One example which occurs quite a lot within this case study

is an example of a mediation variable.

And what we mean by a mediation variable,

is it's a variable which can't exactly be controlled directly,

but has an impact on our final response

while still being affected by one of our factors that we can control.

So in this case, we're going to take a look at crushing strength

as being one of our mediation variables.

And the reason for this being a mediation variable

is because the crushing strength can be changed in this process.

And it does have an effect on the density of the tablet.

But the crushing strength can only be [inaudible 00:08:50]

certain operational range

depending on the water composition within the tablet.

If the tablet's too dry,

we need to change the crushing strength to match that

so it doesn't completely powder the tablet.

If it's too moist, it's got too much water composition in there,

then it might be a much softer crushing.

So in this way, you see that this is a variable

that we can't change directly

because it needs to be affected by the water composition

but it is important somewhat

in the density of the tablet which we'll explore then.

So if we add this into our path diagram in our Structural Equation Model,

you can see that we get this new triangle between each of our variables

with the number one this time now, in the middle.

And what this is doing in the context of the case study,

is it's saying that now we have our direct response

which is the connection

between the H_2O composition and the density of the tablet.

And we also have our indirect response,

which comes from the connection which goes all the way around the diagram

through cr ushing strength and into the density tablet.

Now, what this means is this is actually a two- part equation.

So not only do we have an extra C as before when there was one X variable,

we now also have another variable which is in a middle part of the equation.

So because of that, the first thing that we notice is on the path diagram,

the connection between the H _2O composition

and the density of the tablet is 0.054,

which is already significantly less of a correlation than we saw last time

when we just included the one variable.

And this is because the rest of the component

actually comes from elsewhere as we're exploring here.

So again, we can see that that connection still

is not statistically significant.

And in fact, has an even weaker correlation than former.

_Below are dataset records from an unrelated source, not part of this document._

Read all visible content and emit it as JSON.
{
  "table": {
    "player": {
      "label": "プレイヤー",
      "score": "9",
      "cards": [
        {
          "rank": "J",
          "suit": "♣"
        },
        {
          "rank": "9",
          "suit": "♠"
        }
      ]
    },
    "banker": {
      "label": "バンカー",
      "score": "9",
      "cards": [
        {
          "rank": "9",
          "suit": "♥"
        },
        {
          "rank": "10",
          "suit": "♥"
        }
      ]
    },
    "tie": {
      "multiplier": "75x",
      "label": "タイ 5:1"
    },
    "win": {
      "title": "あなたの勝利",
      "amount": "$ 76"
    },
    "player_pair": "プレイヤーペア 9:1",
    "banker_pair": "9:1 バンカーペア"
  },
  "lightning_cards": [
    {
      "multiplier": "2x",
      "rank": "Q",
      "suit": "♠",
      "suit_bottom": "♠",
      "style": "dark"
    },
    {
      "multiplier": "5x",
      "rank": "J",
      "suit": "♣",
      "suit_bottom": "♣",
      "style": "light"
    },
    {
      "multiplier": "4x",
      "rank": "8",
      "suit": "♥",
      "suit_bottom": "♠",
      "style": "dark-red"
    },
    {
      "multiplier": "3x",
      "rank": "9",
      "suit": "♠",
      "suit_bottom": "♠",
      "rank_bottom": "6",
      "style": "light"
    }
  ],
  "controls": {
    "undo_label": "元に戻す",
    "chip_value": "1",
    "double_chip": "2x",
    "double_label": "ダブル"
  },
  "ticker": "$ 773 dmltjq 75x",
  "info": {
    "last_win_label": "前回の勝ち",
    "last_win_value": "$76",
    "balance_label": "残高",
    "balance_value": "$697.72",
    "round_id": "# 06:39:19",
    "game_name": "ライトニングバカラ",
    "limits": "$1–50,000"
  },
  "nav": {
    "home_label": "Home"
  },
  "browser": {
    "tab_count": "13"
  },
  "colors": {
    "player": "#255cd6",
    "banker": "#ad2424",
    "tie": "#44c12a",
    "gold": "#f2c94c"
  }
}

Now, if we look at our other connections,

say, between our crushing strength and density of the tablet,

we're seeing a statistically significant correlation

and a reasonably correlated one at 0.593.

So what does this actually mean in the context of this case study?

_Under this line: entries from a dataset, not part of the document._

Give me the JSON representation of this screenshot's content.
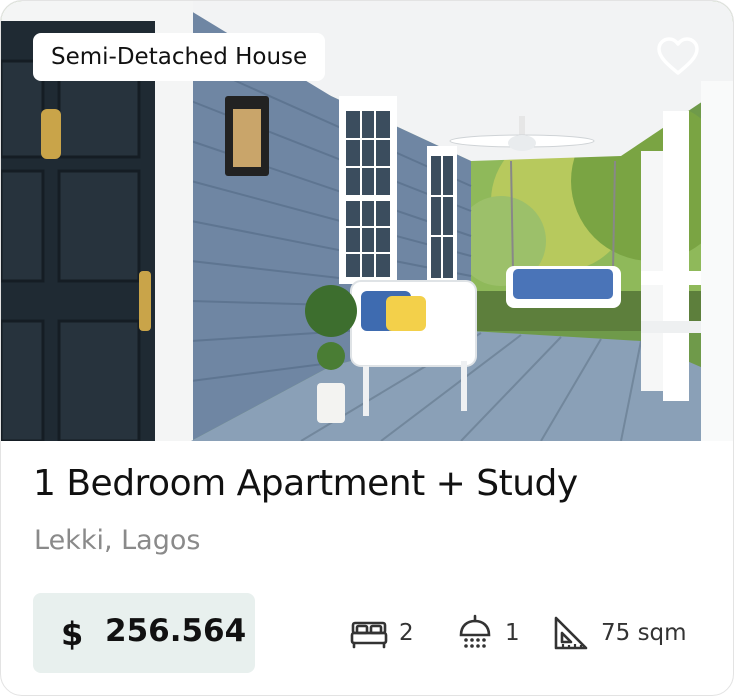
{
  "listing": {
    "badge": "Semi-Detached House",
    "title": "1 Bedroom Apartment + Study",
    "location": "Lekki, Lagos",
    "price_currency": "$",
    "price_value": "256.564",
    "features": {
      "bedrooms": "2",
      "bathrooms": "1",
      "area": "75 sqm"
    },
    "favorite_icon": "heart-outline-icon",
    "colors": {
      "price_bg": "#e8f0ee",
      "location_text": "#8a8a8a",
      "icon": "#333333"
    }
  }
}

Well, it means a couple of things

and we draw a couple of conclusions from this.

Firstly, the relationship between the H_2O composition

and the density of the tablet is statistically significant

which isn't something we knew before that was hidden

behind the fact that we only perform the linear regression.

And the second thing that we've learned

is that crushing strength and the density of the tablet

are correlated.

So in a practical sense, this means that we can conclude

if we want to control the density of our tablet,

then this must be done through changing the H_2O composition

but only as a means to alter that crushing strength

to the desired value.

And so if we actually came to optimize this entire situation

in this entire case study,

the crushing strength is where we want to pay attention to

and anything we can do to affect that

which isn't something we can change with just a dial.

So in this way, you can see how SEM has allowed us to uncover relationships

which may be missed in traditional modeling methods.

And in turn, it provides a much deeper understanding of how our system works.

So next time you're exploring the system, I'd encourage you to consider acquiring

SEM to help you better understand

the system both visually and more in depth.